The level of configuration required depends on the implementation. Below are details of common administrator concerns and solving them in MongoDb:
MongoDb is designed to run in a trusted environment, and authentication and authorisation are not enabled. It is expected that only trusted network access will be allowed. Use secure mode if running on a public network. When authentication is enabled, all clients are required to provide credentials to access the databases. Authorisation determines what level of access a user has to the databases and operations.
Replication keeps multiple copies of the database on different servers. This increases redundancy and improves data availability. In high risk/always-on environments, replica sets should be configured. Different data sets can then be used for tasks like Reporting, Backup and Disaster Recovery. Replica Sets always consist of one Primary mongod instance, which accepts all write operations from the clients. Secondary sets then asynchronously apply all changes to the primary, to their own data set. If the primary fails, the replica set will hold an election to select a new primary, ensuring automatic failover. The most common setup is one primary, and two secondary sets.
MongoDb supports sharding to handle large datasets and deployments with high throughputs. Vertical scaling has a practical limit because it relies on increasing the CPU, storage and RAM of a single machine.

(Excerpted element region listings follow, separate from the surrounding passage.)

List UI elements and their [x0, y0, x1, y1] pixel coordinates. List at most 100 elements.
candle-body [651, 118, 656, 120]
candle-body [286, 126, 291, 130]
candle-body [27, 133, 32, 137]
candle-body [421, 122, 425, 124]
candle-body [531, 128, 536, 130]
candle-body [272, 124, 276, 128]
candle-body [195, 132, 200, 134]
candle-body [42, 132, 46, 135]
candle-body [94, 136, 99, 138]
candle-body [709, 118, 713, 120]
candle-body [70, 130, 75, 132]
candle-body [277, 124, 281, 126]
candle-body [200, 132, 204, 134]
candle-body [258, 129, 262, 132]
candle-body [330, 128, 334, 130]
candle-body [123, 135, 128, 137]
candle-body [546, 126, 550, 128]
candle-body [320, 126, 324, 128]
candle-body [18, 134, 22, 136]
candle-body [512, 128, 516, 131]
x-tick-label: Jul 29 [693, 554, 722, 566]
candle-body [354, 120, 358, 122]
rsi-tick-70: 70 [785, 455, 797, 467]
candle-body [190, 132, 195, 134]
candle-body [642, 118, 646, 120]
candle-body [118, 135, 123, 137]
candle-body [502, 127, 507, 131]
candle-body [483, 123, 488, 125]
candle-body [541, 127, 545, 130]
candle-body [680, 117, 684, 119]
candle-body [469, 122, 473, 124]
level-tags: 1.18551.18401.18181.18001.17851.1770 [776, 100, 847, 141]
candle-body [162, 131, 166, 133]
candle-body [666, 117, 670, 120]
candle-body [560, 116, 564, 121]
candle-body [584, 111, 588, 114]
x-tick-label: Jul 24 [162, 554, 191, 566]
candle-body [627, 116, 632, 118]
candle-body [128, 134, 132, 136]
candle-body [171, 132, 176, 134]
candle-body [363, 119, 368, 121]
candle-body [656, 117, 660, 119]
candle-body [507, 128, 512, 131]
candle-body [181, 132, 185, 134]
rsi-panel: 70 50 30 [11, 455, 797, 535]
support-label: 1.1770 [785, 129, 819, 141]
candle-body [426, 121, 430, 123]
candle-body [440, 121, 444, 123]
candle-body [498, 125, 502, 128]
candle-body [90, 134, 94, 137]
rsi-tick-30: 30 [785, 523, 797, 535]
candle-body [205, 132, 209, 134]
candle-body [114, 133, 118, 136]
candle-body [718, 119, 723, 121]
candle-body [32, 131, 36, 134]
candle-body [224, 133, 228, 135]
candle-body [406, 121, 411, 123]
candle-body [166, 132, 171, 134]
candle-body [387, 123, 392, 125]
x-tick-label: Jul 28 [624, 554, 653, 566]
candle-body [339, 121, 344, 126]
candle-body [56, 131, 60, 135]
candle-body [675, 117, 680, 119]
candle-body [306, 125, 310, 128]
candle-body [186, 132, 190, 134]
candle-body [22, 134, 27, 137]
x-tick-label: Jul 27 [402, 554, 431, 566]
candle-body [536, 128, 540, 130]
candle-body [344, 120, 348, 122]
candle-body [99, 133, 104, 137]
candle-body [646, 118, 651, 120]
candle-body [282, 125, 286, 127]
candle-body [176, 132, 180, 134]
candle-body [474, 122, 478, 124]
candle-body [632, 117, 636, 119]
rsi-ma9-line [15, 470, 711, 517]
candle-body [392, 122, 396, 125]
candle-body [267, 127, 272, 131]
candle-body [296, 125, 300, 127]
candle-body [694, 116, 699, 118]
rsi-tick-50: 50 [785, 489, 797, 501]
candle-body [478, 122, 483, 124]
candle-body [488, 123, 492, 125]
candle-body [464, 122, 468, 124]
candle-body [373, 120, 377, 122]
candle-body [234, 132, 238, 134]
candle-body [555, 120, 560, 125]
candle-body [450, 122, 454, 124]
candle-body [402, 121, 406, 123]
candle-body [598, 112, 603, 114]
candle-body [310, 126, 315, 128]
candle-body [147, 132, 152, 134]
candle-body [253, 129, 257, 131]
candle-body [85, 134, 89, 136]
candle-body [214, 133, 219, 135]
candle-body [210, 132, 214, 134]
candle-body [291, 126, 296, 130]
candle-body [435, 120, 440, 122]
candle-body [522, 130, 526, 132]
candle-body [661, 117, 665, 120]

In contrast, sharding (horizontal scaling) is a method of splitting the data across multiple machines. A sharded cluster (the set of nodes in a sharded deployment) consists of three config processes, one or more shards (a single mongod instance or a replica set) and one or more mongod instances to route the read and writes between the application and the shards.
MongoDb provides 3 different backup methods. Mongodump has proved effective in the implementations detailed above. 1. Mongodump produces high fidelity BSON files and is suitable for smaller implementations. Mongorestore will populate a database with the contents of the BSON files. It will compete for resources with applications that are modifying the data. If using with Replica, sets run the command on a secondary. 2. Copy the underlying data files to create a backup. 3. Third party tools like the MongoDb Management Services (MMS) continually back up replica sets and sharded systems and can provide point in time recovery. (https://mms.mongodb.com/)
From experience, once MongoDb is configured and running, it needs very little support. The system can be monitored using the Reporting tools available in MongoDb or through third party self-hosted or SaaS tools. The MongoDb tools include the following: 1. Utilities to diagnose issues and assess normal operation a. Mongostat to report on the load distribution on the server and help with capacity planning b. Mongotop to check the database activity 2. REST Interface to configure monitoring and alert scripts 3. HTTP Console is a web page for simple diagnostic and monitoring tasks 4. Various commands can be run from the command line If performance degradation is experienced some common causes are 1. Locking 2. Memory usage 3. Page faults
MongoDb is a very powerful database and can be a beneficial addition in any company. It is easy to install and can be easily configured to scale according to the application’s needs. MongoDb is stable in Production and requires little support outside of regular monitoring. Organisations and DBA’s should not hold back from implementing MongoDb projects simply because it is unknown.